CJUE : absence de distinctivité d’une marque vinicole associant le terme « cave » et le lieu de production 

CJUE, n° C-629/17, Arrêt (JO) de la Cour, J. Portugal Ramos Vinhos SA / Adega Cooperativa de Borba CRL, 6 décembre 2018

A la suite d’une question préjudicielle transmise par la Cour suprême du Portugal, cet arrêt rendu par la CJUE vient apporter quelques précisions quant à la distinctivité des marques vinicoles lorsqu’elles sont composées de termes désignant les installations ou les locaux de production associés au lieu de production, et en profite pour rappeler que la descriptivité doit toujours s’apprécier au regard du public et des produits et services désignés pour la marque, et non de son titulaire.

L’article 3§1.c) de la directive 2008/95 prévoit une liste de termes qui ôteraient à la marque qu’ils composent tout caractère distinctif et qui, de ce fait, ne peuvent être enregistrés comme marque, sous peine de nullité.

Est ainsi interdit l’enregistrement de tout signe désignant «  l’espèce, la qualité, la quantité, la destination, la valeur, la provenance géographique ou l’époque de la production du produit ou de la prestation du service, ou d’autres caractéristiques de ceux-ci  », cette liste étant non exhaustive comme l’a reconnu la CJUE par le passé (CJUE 10 mars 2011, Agencja Wydawnicza Technopol / OHMI, C-51/10).

Dans ce litige, une société portugaise avait exercé un recours en annulation à l’encontre de la marque ADEGABORBA.PT (« adega » signifiant « cave » en portugais et Borba étant une région au Portugal), déposée par la société Adega Cooperativa de Borba dont la dénomination comprenait elle-même les signes ADEGA et BORBA.

Il convient de préciser à cet égard que le droit portugais interdisait expressément l’enregistrement comme marque d’un signe désignant « le moyen de production du produit », en plus des caractéristiques listées à l’article 3§1.c) susvisé.

Malgré cette disposition, le recours en nullité avait été rejeté par les juridictions portugaises au motif notamment que le terme « adega » était en l’espèce un terme distinctif dans le secteur des vins car il désignait « les vins provenant des producteurs faisant partie de la coopérative Adega Cooperativa de Borba  ».

Un pourvoi a été formé devant la Cour suprême portugaise, laquelle a décidé d’adresser une question préjudicielle à la CJUE.

La CJUE a ainsi dû se prononcer afin de savoir si la liste de l’article 3§1.c) de la directive 2008/95 devait conduire à refuser l’enregistrement d’une marque comprenant un signe verbal désignant des produits vinicoles et incluant un nom géographique « dès lors que ce signe contient notamment un terme qui, d’une part, est couramment utilisé pour désigner les installations ou les locaux dans lesquels sont élaborés de tels produits et, d’autre part, est également l’un des éléments verbaux composant la dénomination sociale  » de la titulaire de la marque en cause.

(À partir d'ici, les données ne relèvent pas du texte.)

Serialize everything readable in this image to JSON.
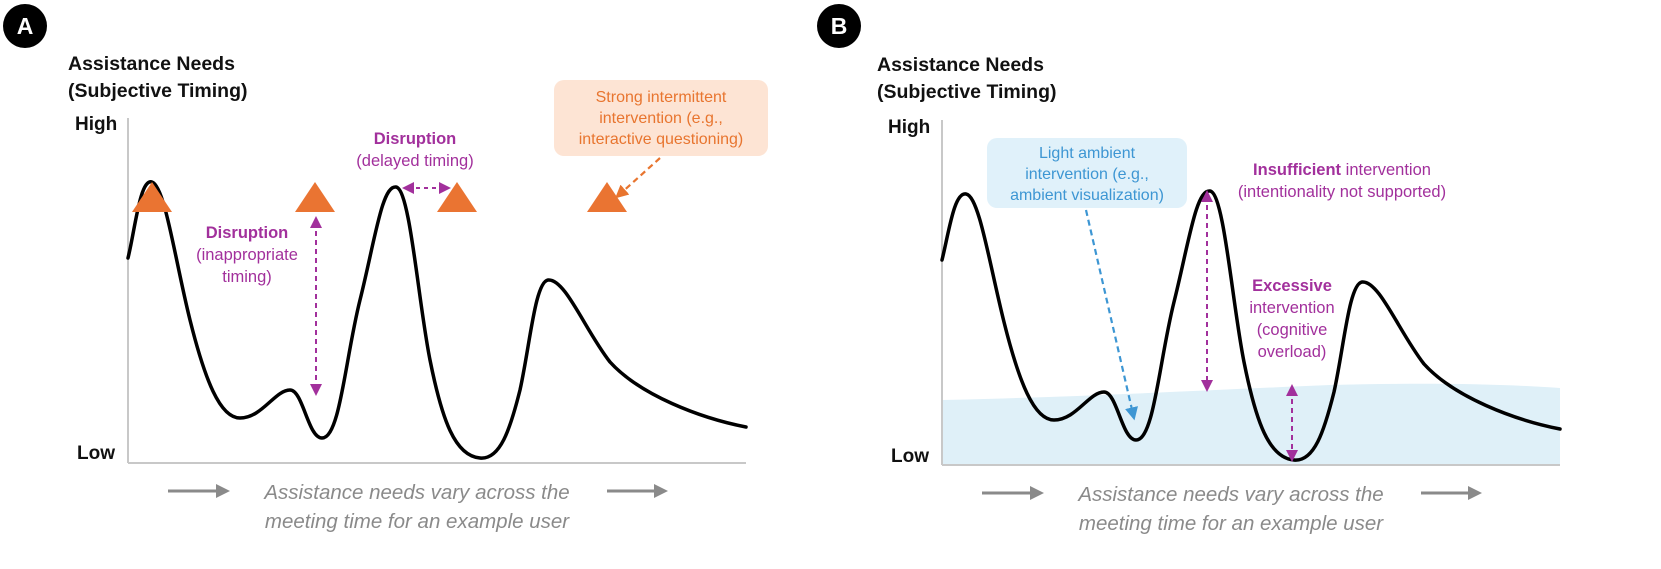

Après avoir cité sa jurisprudence consacrant le caractère non limitatif de la liste de l’article 3§1.c), la CJUE a rappelé qu’un signe ne peut pas constituer une marque que s’il est « raisonnable d’envisager qu’il sera effectivement reconnu par les milieux intéressés comme une description de l’une desdites caractéristiques ».

Elle a précisé ensuite que tel est le cas d’un signe renvoyant à lieu de production ou à une installation où un produit est élaboré.

Faisant application de cette règle, la CJUE a dès lors considéré que le terme ADEGA sera perçu comme l’installation dans laquelle le vin est élaboré et stocké, et, partant, comme une référence aux propriétés de ce produit. Ce terme doit donc être regardé comme descriptif au sens de l’article 3§1.c).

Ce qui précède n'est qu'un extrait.